The building blocks of pleading SOX

bricks blocksWallace sued Tesoro Corporation for retaliation, alleging he was fired for activity protected by the Sarbanes-Oxley Act.  he district court dismissed.  The Fifth Circuit affirmed in part, finding that Wallace had not exhausted his administrative remedies as to his claims about Tesoro that he did not present to OSHA.  Wallace v. Tesoro Corp., No. 13-51010 (July 31, 2015).  The Court reversed as to other claims dismissed on the pleadings, holding:

  • As to the objective reasonableness of Wallace’s belief about an accounting practice — “The basis for that belief in this case, including the level and role of Wallace’s accounting expertise and how that should weigh against him, are grounded in factual disputes that cannot be resolved at this stage of the case.”
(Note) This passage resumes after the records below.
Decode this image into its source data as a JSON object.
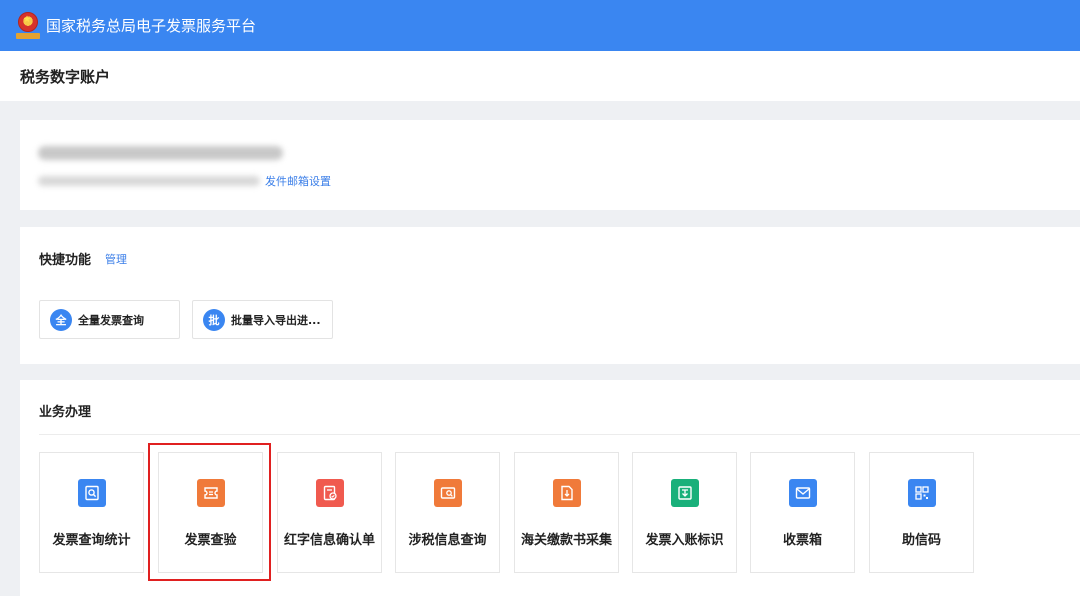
{
  "topbar": {
    "title": "国家税务总局电子发票服务平台",
    "emblem_icon": "national-tax-emblem"
  },
  "page": {
    "title": "税务数字账户"
  },
  "user_card": {
    "email_settings_link": "发件邮箱设置"
  },
  "quick": {
    "title": "快捷功能",
    "manage_link": "管理",
    "items": [
      {
        "badge": "全",
        "label": "全量发票查询"
      },
      {
        "badge": "批",
        "label": "批量导入导出进..."
      }
    ]
  },
  "business": {
    "title": "业务办理",
    "tiles": [
      {
        "label": "发票查询统计",
        "icon": "invoice-search-icon",
        "color": "#3a86f1"
      },
      {
        "label": "发票查验",
        "icon": "invoice-verify-icon",
        "color": "#f07a3a"
      },
      {
        "label": "红字信息确认单",
        "icon": "red-letter-confirm-icon",
        "color": "#f05a4f"
      },
      {
        "label": "涉税信息查询",
        "icon": "tax-info-query-icon",
        "color": "#f07a3a"
      },
      {
        "label": "海关缴款书采集",
        "icon": "customs-payment-icon",
        "color": "#f07a3a"
      },
      {
        "label": "发票入账标识",
        "icon": "invoice-posting-icon",
        "color": "#19b07a"
      },
      {
        "label": "收票箱",
        "icon": "inbox-envelope-icon",
        "color": "#3a86f1"
      },
      {
        "label": "助信码",
        "icon": "qr-code-icon",
        "color": "#3a86f1"
      }
    ]
  },
  "colors": {
    "topbar": "#3a86f1",
    "highlight": "#e02020",
    "link": "#3a7ee8"
  }
}
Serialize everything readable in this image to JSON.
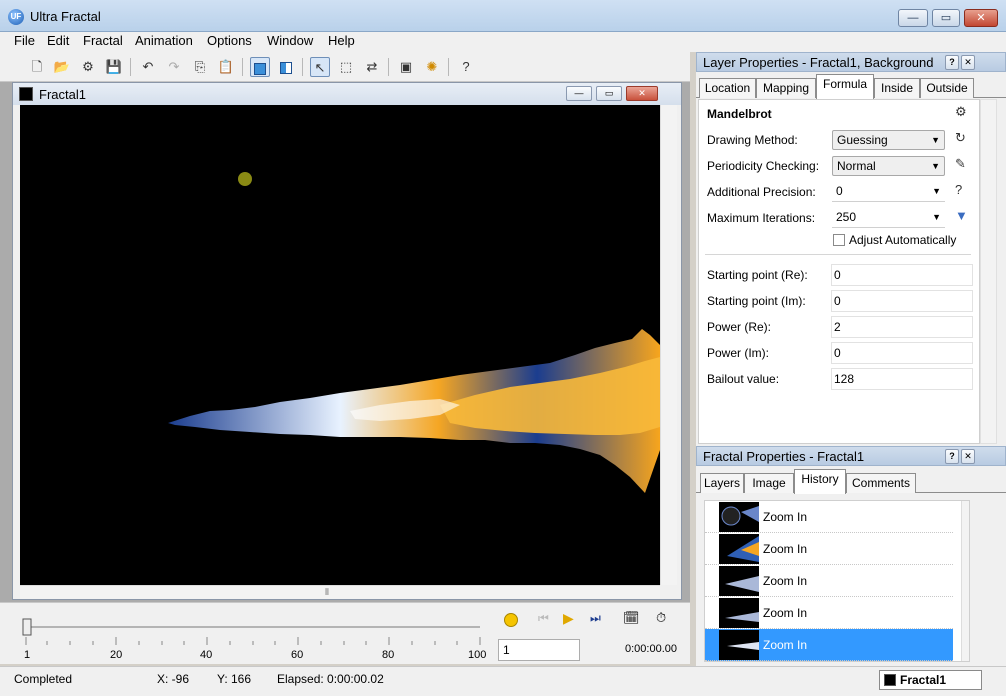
{
  "window": {
    "title": "Ultra Fractal"
  },
  "menu": [
    "File",
    "Edit",
    "Fractal",
    "Animation",
    "Options",
    "Window",
    "Help"
  ],
  "toolbar": {
    "buttons": [
      "new-icon",
      "open-icon",
      "browse-icon",
      "save-icon",
      "undo-icon",
      "redo-icon",
      "copy-icon",
      "paste-icon",
      "full-screen-icon",
      "split-icon",
      "select-icon",
      "zoom-box-icon",
      "switch-icon",
      "render-icon",
      "options-icon",
      "help-icon"
    ],
    "help_label": "?"
  },
  "fractal_window": {
    "title": "Fractal1"
  },
  "timeline": {
    "ticks": [
      "1",
      "20",
      "40",
      "60",
      "80",
      "100"
    ],
    "frame_value": "1",
    "elapsed": "0:00:00.00"
  },
  "status": {
    "state": "Completed",
    "x": "X: -96",
    "y": "Y: 166",
    "elapsed": "Elapsed: 0:00:00.02",
    "active_tab": "Fractal1"
  },
  "layer_panel": {
    "title": "Layer Properties - Fractal1, Background",
    "tabs": [
      "Location",
      "Mapping",
      "Formula",
      "Inside",
      "Outside"
    ],
    "active_tab": "Formula",
    "formula_name": "Mandelbrot",
    "drawing_method": {
      "label": "Drawing Method:",
      "value": "Guessing"
    },
    "periodicity": {
      "label": "Periodicity Checking:",
      "value": "Normal"
    },
    "precision": {
      "label": "Additional Precision:",
      "value": "0"
    },
    "iterations": {
      "label": "Maximum Iterations:",
      "value": "250"
    },
    "adjust_auto": {
      "label": "Adjust Automatically",
      "checked": false
    },
    "params": [
      {
        "label": "Starting point (Re):",
        "value": "0"
      },
      {
        "label": "Starting point (Im):",
        "value": "0"
      },
      {
        "label": "Power (Re):",
        "value": "2"
      },
      {
        "label": "Power (Im):",
        "value": "0"
      },
      {
        "label": "Bailout value:",
        "value": "128"
      }
    ]
  },
  "fractal_panel": {
    "title": "Fractal Properties - Fractal1",
    "tabs": [
      "Layers",
      "Image",
      "History",
      "Comments"
    ],
    "active_tab": "History",
    "history": [
      "Zoom In",
      "Zoom In",
      "Zoom In",
      "Zoom In",
      "Zoom In"
    ],
    "selected_index": 4
  },
  "colors": {
    "fractal_dark": "#000000",
    "fractal_orange": "#f5a623",
    "fractal_blue": "#1b3d8f",
    "selection": "#3399ff"
  }
}
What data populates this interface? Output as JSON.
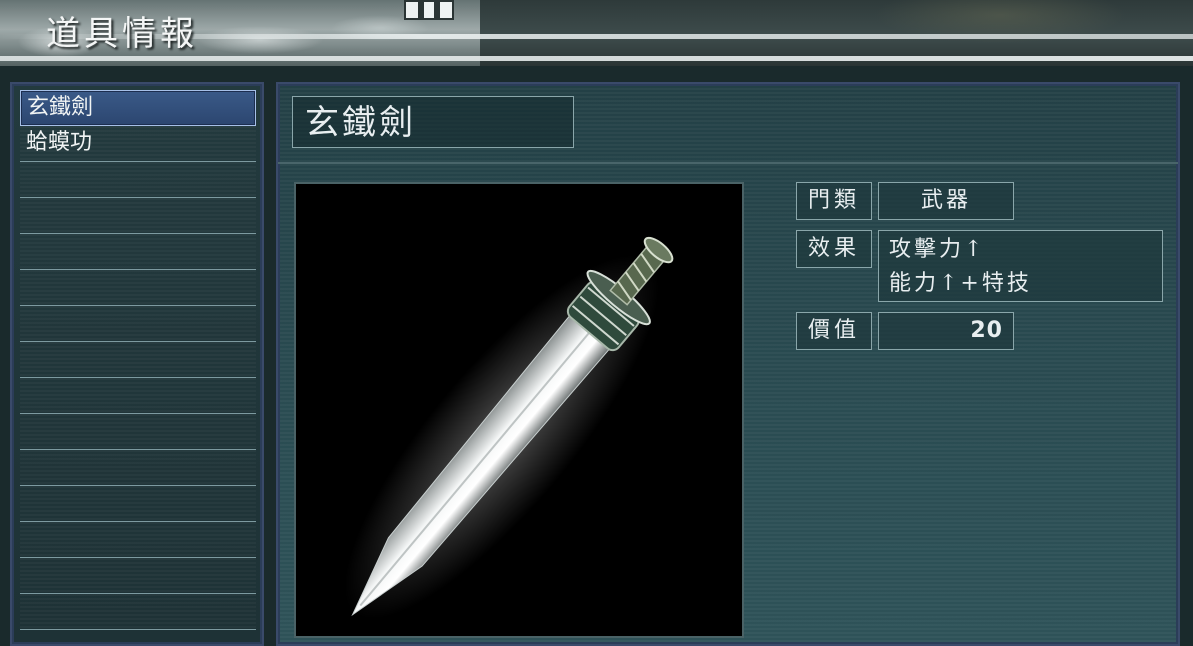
{
  "header": {
    "title": "道具情報"
  },
  "item_list": [
    {
      "label": "玄鐵劍",
      "selected": true
    },
    {
      "label": "蛤蟆功",
      "selected": false
    },
    {
      "label": ""
    },
    {
      "label": ""
    },
    {
      "label": ""
    },
    {
      "label": ""
    },
    {
      "label": ""
    },
    {
      "label": ""
    },
    {
      "label": ""
    },
    {
      "label": ""
    },
    {
      "label": ""
    },
    {
      "label": ""
    },
    {
      "label": ""
    },
    {
      "label": ""
    },
    {
      "label": ""
    }
  ],
  "detail": {
    "name": "玄鐵劍",
    "image_icon": "sword-image",
    "category_label": "門類",
    "category_value": "武器",
    "effect_label": "效果",
    "effect_lines": [
      "攻擊力↑",
      "能力↑+特技"
    ],
    "price_label": "價值",
    "price_value": "20"
  },
  "colors": {
    "selection": "#2c4670",
    "panel_border": "#3a4a6a",
    "field_border": "#8aa6aa"
  }
}
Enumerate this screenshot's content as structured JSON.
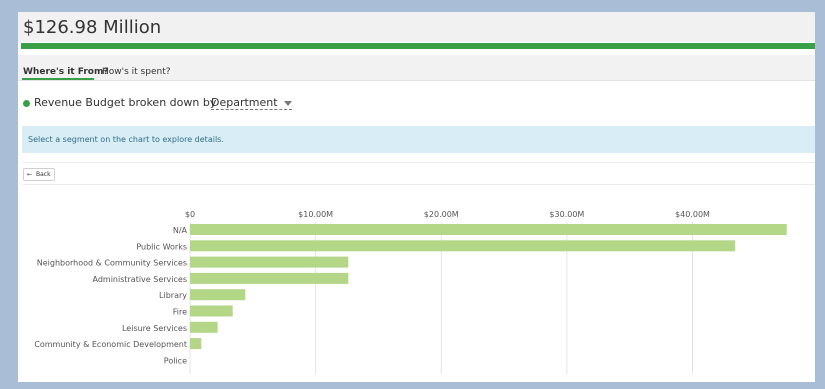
{
  "header": {
    "title": "$126.98 Million"
  },
  "tabs": [
    {
      "label": "Where's it From?"
    },
    {
      "label": "How's it spent?"
    }
  ],
  "heading": {
    "prefix": "Revenue Budget broken down by",
    "dropdown_value": "Department"
  },
  "info": {
    "message": "Select a segment on the chart to explore details."
  },
  "back_button": {
    "label": "Back"
  },
  "colors": {
    "accent": "#3aa048",
    "bar": "#b3d687",
    "info_bg": "#d8edf5"
  },
  "chart_data": {
    "type": "bar",
    "orientation": "horizontal",
    "categories": [
      "N/A",
      "Public Works",
      "Neighborhood & Community Services",
      "Administrative Services",
      "Library",
      "Fire",
      "Leisure Services",
      "Community & Economic Development",
      "Police"
    ],
    "values": [
      47.5,
      43.4,
      12.6,
      12.6,
      4.4,
      3.4,
      2.2,
      0.9,
      0
    ],
    "xlim": [
      0,
      48
    ],
    "x_ticks": [
      0,
      10,
      20,
      30,
      40
    ],
    "x_tick_labels": [
      "$0",
      "$10.00M",
      "$20.00M",
      "$30.00M",
      "$40.00M"
    ],
    "grid": true
  }
}
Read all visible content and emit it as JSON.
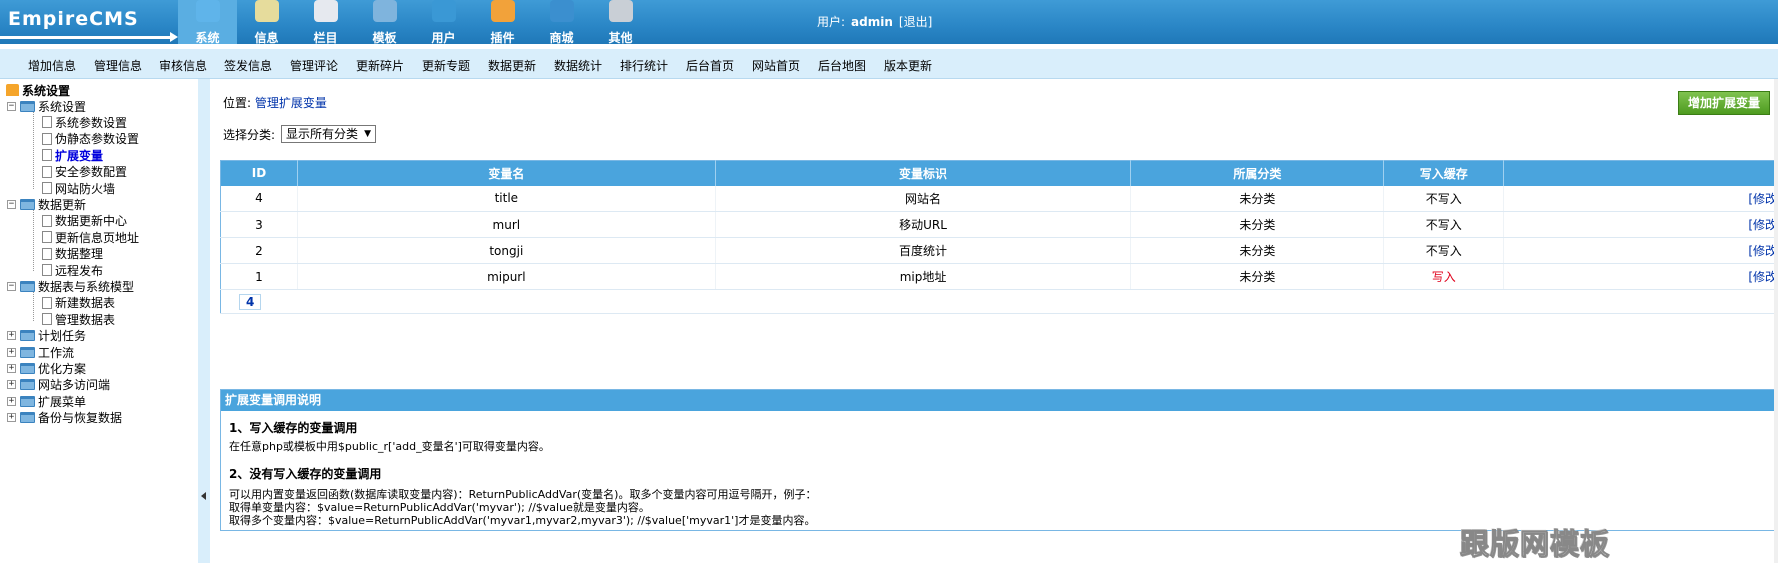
{
  "logo": {
    "text": "EmpireCMS"
  },
  "topnav": [
    {
      "label": "系统",
      "icon": "globe-icon",
      "color": "#5fb4ea",
      "active": true
    },
    {
      "label": "信息",
      "icon": "notepad-icon",
      "color": "#e6dc9c",
      "active": false
    },
    {
      "label": "栏目",
      "icon": "folder-icon",
      "color": "#e6e9ef",
      "active": false
    },
    {
      "label": "模板",
      "icon": "template-window-icon",
      "color": "#7fb4dd",
      "active": false
    },
    {
      "label": "用户",
      "icon": "user-icon",
      "color": "#3a98d5",
      "active": false
    },
    {
      "label": "插件",
      "icon": "plugin-icon",
      "color": "#f2a23a",
      "active": false
    },
    {
      "label": "商城",
      "icon": "store-icon",
      "color": "#3b8fcf",
      "active": false
    },
    {
      "label": "其他",
      "icon": "gear-icon",
      "color": "#c9cfd6",
      "active": false
    }
  ],
  "user": {
    "label": "用户:",
    "name": "admin",
    "logout": "[退出]"
  },
  "menubar": [
    "增加信息",
    "管理信息",
    "审核信息",
    "签发信息",
    "管理评论",
    "更新碎片",
    "更新专题",
    "数据更新",
    "数据统计",
    "排行统计",
    "后台首页",
    "网站首页",
    "后台地图",
    "版本更新"
  ],
  "sidebar": {
    "root": "系统设置",
    "groups": [
      {
        "label": "系统设置",
        "children": [
          "系统参数设置",
          "伪静态参数设置",
          "扩展变量",
          "安全参数配置",
          "网站防火墙"
        ]
      },
      {
        "label": "数据更新",
        "children": [
          "数据更新中心",
          "更新信息页地址",
          "数据整理",
          "远程发布"
        ]
      },
      {
        "label": "数据表与系统模型",
        "children": [
          "新建数据表",
          "管理数据表"
        ]
      },
      {
        "label": "计划任务",
        "children": []
      },
      {
        "label": "工作流",
        "children": []
      },
      {
        "label": "优化方案",
        "children": []
      },
      {
        "label": "网站多访问端",
        "children": []
      },
      {
        "label": "扩展菜单",
        "children": []
      },
      {
        "label": "备份与恢复数据",
        "children": []
      }
    ]
  },
  "main": {
    "location_label": "位置:",
    "location_link": "管理扩展变量",
    "add_button": "增加扩展变量",
    "filter_label": "选择分类:",
    "filter_value": "显示所有分类",
    "columns": [
      "ID",
      "变量名",
      "变量标识",
      "所属分类",
      "写入缓存",
      ""
    ],
    "rows": [
      {
        "id": "4",
        "name": "title",
        "label": "网站名",
        "category": "未分类",
        "cache": "不写入",
        "op": "[修改"
      },
      {
        "id": "3",
        "name": "murl",
        "label": "移动URL",
        "category": "未分类",
        "cache": "不写入",
        "op": "[修改"
      },
      {
        "id": "2",
        "name": "tongji",
        "label": "百度统计",
        "category": "未分类",
        "cache": "不写入",
        "op": "[修改"
      },
      {
        "id": "1",
        "name": "mipurl",
        "label": "mip地址",
        "category": "未分类",
        "cache": "写入",
        "op": "[修改"
      }
    ],
    "pager": "4",
    "help": {
      "title": "扩展变量调用说明",
      "h1": "1、写入缓存的变量调用",
      "p1": "在任意php或模板中用$public_r['add_变量名']可取得变量内容。",
      "h2": "2、没有写入缓存的变量调用",
      "p2": "可以用内置变量返回函数(数据库读取变量内容)：ReturnPublicAddVar(变量名)。取多个变量内容可用逗号隔开，例子：",
      "p3": "取得单变量内容：$value=ReturnPublicAddVar('myvar'); //$value就是变量内容。",
      "p4": "取得多个变量内容：$value=ReturnPublicAddVar('myvar1,myvar2,myvar3'); //$value['myvar1']才是变量内容。"
    }
  },
  "watermark": "跟版网模板"
}
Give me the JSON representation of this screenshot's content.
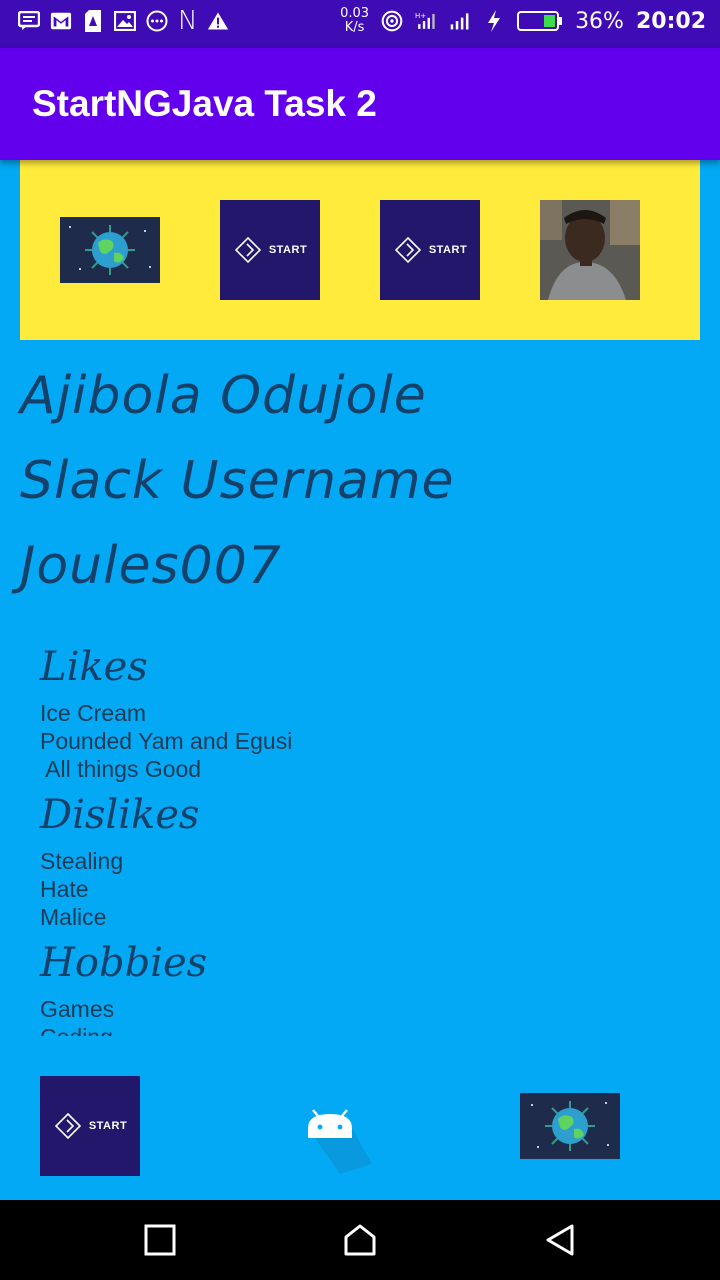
{
  "status_bar": {
    "speed_value": "0.03",
    "speed_unit": "K/s",
    "battery_percent": "36%",
    "time": "20:02",
    "n_letter": "N"
  },
  "app_bar": {
    "title": "StartNGJava Task 2"
  },
  "banner": {
    "start_label": "START"
  },
  "profile": {
    "name": "Ajibola Odujole",
    "slack_label": "Slack Username",
    "slack_username": "Joules007"
  },
  "likes": {
    "heading": "Likes",
    "items": [
      "Ice Cream",
      "Pounded Yam and Egusi",
      " All things Good"
    ]
  },
  "dislikes": {
    "heading": "Dislikes",
    "items": [
      "Stealing",
      "Hate",
      "Malice"
    ]
  },
  "hobbies": {
    "heading": "Hobbies",
    "items": [
      "Games",
      "Coding"
    ]
  },
  "footer": {
    "start_label": "START"
  },
  "colors": {
    "status_bar": "#3e0bb4",
    "app_bar": "#6200EE",
    "banner": "#FFEB3B",
    "background": "#03A9F4",
    "text": "#14416a"
  }
}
  • As for Wallace’s reasonable belief that a fraud was occurring, Rule 9(b) is not implicated because “an employee who is providing information about potential fraud or assisting in a nascent fraud investigation might not know who is making the false representations or what that person is obtaining by the fraud; indeed, that may be the point of the investigation.”
  • Wallace adequate pleaded the basis for his reasonable belief that Tesoro was not making proper SEC disclosures, and that Tesoro acted with the requisite mental state (primarily by detailing the steps he took to inform Tesoro management).  The opinion provides more detail about the specific allegations made by Wallace.